When I look through a face I cannot see other transparent faces, but they only don’t render when their x pos is greater than the camera’s x pos, here is a video that shows it in action
here is the material for the meshes: new THREE.MeshLambertMaterial({ map: texture, transparent: true, alphaMap: alphaTexture, vertexColors: THREE.VertexColors })
The general way I make the water and tree, is by creating 2 faces for each side of the block, it’s using a alpha map to make the tree transparent and the water transparent, I tried using alphaTest, but that as expected just removed lower alpha textures, which I use for glass blocks. Is there a way I can get rid of the artifacts?
Thanks, but that did not work, instead it stopped the water from disappearing, but now the alpha values are being changed, and my glass is not rendering since it’s alpha is lower than 0.5, something you might need to know is that some of the leaf texture is half-transparent
For this use case, I would use the famous screendoor transparency trick used in many video games.
A visual trick to dodge complex depth sorting and transparency clipping.
Because three.js is not an engine, and doesn’t include such advanced optimisation (yet? )
For tree without transparent: new THREE.MeshLambertMaterial({ map: texture, transparent: false, alphaMap: alphaTexture, alphaTest:0.5,vertexColors: THREE.VertexColors })
I’m using the method from Oxyn, but when trying to set alpha values in a shaderMaterial, the effect does not work, (I’m getting black instead of invisible pixels on the texture) how do I use this idea for a shaderMaterial?
→ Nvm, I just figured out I can use discard in the shader code to not render a pixel
I forgot to mention it doesn’t provide a perfect answer for transparency (hope i didn’t oversold it) but still a way to mitigate the most annoying issues without rewriting three’s renderer completely.
more information about the limitation here:
Thank you for this , I’m currently figuring out how to convert the glsl code into one big string so that I can understand it properly, but it works exactly how I need it to.

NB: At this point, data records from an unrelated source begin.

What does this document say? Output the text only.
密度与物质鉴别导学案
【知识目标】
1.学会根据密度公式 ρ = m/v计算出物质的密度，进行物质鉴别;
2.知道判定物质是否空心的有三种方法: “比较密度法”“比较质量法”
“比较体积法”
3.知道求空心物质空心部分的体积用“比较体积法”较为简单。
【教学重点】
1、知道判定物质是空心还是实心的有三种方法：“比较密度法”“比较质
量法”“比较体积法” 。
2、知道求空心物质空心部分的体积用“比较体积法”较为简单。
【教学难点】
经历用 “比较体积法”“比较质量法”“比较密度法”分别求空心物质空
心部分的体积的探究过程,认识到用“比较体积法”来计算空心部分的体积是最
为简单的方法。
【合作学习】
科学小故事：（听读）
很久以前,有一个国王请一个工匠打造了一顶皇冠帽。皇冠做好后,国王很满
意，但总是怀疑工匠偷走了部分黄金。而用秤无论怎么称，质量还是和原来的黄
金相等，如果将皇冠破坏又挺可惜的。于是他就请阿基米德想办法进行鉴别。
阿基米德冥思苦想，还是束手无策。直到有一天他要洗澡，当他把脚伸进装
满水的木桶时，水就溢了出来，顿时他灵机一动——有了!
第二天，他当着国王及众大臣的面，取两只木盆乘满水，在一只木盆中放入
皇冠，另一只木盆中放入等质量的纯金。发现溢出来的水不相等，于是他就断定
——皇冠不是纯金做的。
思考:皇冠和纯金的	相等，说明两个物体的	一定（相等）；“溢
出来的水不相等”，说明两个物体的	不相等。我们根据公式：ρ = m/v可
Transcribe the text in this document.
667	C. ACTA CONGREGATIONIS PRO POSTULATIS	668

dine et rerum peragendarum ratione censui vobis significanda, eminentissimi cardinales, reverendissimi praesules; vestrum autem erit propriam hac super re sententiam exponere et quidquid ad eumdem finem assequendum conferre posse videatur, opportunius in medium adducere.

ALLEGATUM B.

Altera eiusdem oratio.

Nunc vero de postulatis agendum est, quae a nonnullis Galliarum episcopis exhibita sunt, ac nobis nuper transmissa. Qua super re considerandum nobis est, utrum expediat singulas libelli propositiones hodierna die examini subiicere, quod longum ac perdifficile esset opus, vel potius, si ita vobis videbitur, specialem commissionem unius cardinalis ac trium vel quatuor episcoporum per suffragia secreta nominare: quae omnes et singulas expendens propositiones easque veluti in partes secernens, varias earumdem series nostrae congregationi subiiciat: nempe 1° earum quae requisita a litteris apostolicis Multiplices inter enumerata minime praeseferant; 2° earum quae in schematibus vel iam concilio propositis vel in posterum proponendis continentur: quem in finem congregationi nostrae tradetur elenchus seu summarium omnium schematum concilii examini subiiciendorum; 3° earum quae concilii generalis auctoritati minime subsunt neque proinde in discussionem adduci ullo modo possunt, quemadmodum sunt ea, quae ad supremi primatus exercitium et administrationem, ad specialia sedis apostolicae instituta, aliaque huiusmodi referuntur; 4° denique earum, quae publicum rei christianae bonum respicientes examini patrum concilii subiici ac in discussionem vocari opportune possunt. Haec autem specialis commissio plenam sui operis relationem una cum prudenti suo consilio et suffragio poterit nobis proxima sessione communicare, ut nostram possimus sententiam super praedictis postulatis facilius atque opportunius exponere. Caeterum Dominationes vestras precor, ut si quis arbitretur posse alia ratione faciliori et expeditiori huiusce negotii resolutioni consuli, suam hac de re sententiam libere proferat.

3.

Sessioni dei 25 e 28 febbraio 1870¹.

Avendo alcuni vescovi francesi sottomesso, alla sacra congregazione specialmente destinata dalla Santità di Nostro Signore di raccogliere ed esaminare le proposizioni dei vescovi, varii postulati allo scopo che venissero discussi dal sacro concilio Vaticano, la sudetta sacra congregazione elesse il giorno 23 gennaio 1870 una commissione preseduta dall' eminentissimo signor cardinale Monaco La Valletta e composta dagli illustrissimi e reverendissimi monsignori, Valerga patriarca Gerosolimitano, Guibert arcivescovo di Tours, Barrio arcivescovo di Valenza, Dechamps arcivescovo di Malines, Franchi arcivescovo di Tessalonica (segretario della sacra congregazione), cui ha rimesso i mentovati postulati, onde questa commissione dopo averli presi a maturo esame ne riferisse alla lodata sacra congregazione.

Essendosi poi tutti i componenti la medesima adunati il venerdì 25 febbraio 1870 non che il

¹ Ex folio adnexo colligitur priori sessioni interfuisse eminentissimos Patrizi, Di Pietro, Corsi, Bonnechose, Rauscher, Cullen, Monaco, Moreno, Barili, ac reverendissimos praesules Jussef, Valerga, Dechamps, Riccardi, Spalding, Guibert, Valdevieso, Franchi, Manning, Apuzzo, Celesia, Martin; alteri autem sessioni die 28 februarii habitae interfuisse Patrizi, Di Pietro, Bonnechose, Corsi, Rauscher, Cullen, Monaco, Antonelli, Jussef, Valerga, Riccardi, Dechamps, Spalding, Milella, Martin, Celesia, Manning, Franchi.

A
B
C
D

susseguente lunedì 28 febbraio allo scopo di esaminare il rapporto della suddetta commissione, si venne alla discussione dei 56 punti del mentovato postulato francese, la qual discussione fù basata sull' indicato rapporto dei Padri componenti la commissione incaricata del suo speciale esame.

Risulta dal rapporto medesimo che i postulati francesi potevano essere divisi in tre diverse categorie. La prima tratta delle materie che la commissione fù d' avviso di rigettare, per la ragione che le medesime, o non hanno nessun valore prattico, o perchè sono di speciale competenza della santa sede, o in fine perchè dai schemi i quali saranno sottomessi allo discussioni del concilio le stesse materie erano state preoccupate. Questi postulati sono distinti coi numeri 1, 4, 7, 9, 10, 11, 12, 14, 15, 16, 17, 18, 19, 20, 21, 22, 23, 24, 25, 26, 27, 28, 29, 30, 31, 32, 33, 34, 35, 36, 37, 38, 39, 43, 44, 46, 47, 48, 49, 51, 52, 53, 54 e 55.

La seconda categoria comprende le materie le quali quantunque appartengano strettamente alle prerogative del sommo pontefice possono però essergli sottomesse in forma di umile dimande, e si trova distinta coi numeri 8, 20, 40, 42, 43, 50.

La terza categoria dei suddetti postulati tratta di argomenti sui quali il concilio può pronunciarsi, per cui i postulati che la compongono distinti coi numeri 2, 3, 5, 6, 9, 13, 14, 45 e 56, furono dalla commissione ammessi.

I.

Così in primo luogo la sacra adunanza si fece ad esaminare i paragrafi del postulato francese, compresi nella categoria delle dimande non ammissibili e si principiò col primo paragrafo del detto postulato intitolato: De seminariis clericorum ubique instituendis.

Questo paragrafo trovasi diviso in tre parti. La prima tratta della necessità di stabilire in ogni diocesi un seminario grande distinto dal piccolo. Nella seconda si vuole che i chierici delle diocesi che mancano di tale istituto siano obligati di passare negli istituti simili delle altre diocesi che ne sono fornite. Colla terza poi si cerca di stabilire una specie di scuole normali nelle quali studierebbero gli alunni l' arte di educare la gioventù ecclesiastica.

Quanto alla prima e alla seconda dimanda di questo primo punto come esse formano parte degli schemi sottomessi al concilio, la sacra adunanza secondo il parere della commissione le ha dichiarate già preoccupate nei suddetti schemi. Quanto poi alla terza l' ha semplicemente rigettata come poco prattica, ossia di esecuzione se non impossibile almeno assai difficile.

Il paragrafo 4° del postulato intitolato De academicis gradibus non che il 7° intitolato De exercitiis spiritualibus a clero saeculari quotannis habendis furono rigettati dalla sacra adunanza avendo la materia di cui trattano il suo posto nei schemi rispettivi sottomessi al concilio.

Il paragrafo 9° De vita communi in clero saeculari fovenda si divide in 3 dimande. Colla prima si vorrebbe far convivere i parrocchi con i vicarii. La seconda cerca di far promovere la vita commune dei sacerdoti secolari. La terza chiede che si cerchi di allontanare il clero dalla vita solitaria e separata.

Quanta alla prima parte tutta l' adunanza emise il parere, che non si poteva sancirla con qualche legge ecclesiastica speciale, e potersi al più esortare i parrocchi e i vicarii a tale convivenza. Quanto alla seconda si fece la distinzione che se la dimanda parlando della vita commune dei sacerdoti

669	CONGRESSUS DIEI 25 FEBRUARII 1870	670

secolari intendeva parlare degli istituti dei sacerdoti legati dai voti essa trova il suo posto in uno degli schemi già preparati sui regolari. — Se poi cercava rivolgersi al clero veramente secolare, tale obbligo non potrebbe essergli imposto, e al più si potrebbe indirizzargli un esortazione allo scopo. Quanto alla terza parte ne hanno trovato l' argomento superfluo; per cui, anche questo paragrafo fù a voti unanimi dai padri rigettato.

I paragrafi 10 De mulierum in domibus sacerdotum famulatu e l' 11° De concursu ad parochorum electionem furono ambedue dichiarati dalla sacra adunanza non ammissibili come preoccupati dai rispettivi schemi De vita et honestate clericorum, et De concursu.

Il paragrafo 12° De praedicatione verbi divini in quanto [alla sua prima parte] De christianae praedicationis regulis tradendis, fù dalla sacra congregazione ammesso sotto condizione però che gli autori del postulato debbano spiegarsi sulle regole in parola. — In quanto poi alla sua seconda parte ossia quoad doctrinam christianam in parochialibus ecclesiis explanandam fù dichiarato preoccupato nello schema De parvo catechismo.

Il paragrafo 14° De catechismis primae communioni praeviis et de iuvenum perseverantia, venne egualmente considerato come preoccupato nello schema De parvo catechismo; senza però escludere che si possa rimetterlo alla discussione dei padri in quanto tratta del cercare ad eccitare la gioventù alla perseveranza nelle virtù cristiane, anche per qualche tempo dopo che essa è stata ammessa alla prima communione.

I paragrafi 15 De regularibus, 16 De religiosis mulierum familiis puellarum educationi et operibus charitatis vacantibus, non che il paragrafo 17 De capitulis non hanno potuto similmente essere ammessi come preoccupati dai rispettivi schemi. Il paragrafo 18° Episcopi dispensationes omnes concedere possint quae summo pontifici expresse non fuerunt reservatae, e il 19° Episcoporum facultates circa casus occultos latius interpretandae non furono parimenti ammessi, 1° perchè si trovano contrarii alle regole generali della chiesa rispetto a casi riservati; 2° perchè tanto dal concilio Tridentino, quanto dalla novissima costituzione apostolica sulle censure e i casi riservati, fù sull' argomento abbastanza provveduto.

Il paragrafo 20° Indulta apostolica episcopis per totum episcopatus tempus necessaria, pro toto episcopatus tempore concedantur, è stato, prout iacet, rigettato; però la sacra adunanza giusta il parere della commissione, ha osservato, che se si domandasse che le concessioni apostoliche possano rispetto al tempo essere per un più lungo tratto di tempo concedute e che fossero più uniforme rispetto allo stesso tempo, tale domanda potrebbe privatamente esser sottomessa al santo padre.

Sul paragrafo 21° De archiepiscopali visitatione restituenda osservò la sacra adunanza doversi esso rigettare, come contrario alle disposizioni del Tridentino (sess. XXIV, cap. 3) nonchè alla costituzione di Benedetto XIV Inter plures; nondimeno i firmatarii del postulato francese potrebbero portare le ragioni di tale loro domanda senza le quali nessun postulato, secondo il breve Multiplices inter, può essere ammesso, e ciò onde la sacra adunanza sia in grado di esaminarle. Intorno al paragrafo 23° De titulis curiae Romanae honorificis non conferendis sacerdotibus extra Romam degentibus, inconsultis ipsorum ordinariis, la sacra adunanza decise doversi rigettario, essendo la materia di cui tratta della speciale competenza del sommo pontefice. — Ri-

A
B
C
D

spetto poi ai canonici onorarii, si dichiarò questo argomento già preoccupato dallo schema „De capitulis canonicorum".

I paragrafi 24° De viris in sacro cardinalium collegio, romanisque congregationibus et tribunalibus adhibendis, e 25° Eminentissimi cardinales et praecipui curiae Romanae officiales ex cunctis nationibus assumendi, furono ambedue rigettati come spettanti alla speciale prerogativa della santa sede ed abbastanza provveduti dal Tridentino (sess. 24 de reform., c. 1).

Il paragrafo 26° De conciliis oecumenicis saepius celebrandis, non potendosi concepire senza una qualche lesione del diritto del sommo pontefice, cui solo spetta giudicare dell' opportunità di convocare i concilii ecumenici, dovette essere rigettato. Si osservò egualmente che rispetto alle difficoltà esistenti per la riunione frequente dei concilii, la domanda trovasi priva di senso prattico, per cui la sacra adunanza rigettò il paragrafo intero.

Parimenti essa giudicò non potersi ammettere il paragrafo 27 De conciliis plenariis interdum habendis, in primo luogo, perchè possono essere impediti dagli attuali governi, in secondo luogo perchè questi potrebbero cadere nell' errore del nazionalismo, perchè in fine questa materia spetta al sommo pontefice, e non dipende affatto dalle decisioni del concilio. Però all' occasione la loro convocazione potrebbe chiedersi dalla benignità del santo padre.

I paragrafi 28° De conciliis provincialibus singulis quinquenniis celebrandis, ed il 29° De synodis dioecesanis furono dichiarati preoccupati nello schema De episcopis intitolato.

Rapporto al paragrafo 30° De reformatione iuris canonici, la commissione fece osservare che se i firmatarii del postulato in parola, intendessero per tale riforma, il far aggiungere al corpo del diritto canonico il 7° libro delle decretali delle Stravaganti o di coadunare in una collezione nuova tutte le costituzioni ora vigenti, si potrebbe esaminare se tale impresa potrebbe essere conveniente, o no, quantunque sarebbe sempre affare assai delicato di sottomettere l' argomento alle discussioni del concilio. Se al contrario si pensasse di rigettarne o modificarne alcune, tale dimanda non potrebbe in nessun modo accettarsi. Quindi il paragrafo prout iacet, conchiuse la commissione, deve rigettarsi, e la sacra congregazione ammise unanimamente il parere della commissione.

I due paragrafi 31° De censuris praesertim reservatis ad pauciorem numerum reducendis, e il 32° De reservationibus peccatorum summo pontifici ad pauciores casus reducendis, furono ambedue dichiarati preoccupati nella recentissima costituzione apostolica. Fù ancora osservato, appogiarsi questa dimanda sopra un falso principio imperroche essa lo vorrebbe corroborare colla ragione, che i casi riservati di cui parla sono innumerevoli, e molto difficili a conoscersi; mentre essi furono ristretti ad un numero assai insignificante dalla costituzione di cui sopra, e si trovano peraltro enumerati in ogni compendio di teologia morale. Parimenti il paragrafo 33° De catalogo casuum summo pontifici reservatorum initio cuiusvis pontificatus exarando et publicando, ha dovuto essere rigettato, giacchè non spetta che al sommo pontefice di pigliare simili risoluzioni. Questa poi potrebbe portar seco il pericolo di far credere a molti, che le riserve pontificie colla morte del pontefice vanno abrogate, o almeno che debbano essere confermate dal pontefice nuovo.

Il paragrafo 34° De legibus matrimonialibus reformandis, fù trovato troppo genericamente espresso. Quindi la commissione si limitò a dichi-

I’ve put it in my game, but the colours of the transparent meshes are not merging with each other, this can cause a effect where faces do not render when behind another mesh, here is an example:
Is there anyway I could make the faces render even if their covered by another transparent face?
The dither shader should never be transparent.
If you mix dither with transparency or among other transparent shaders, you may get classic clipping issues again. The culprit is always transparent:true and there is no way to avoid this as long it’s used.
I posted another way here. Results are impressive, it remove sorting so no clipping, while keeping good performance. But take note it’s pretty advanced (this is Unreal engine level stuff) , a hit or miss with little ways to tweak it unless you an expert in this field (wich I’m absolutely not )
I don’t really know shaders that well since I started using them 2 days ago, do you know what’s causing the clipping?
(btw ignore the weird distance stuff)
The shader looks fine, however I would optimize the way your large volumes of water behave. Seem you draw the 6 faces of each singles water cubes. That’s kind of overkill.
Most games remove the mesh when camera is underwater, and apply a “blue” filter on the whole screen, removing any need for transparency. When you need to display pockets of air, you draw only the pocket, not the whole ocean’s mesh.
This way you could mitigate the limitations of dither shaders, they cannot handle infinite depth and won’t draw too many overlapping shapes.
I have done that, the faces that are rendering there are the edges of the water mass, this is because there’s a cave there and I don’t have water physics yet. I’ll try messing around with the demo to see if it has the same issue.
gkjohnson’s demo has this issue, this is perfectly normal tho.
At some point three.js renderer remove whole mesh who are not supposed to be visible. Opaque or transparent doesn’t matter at this point (the dither trick become useless) the renderer’s code will prevail.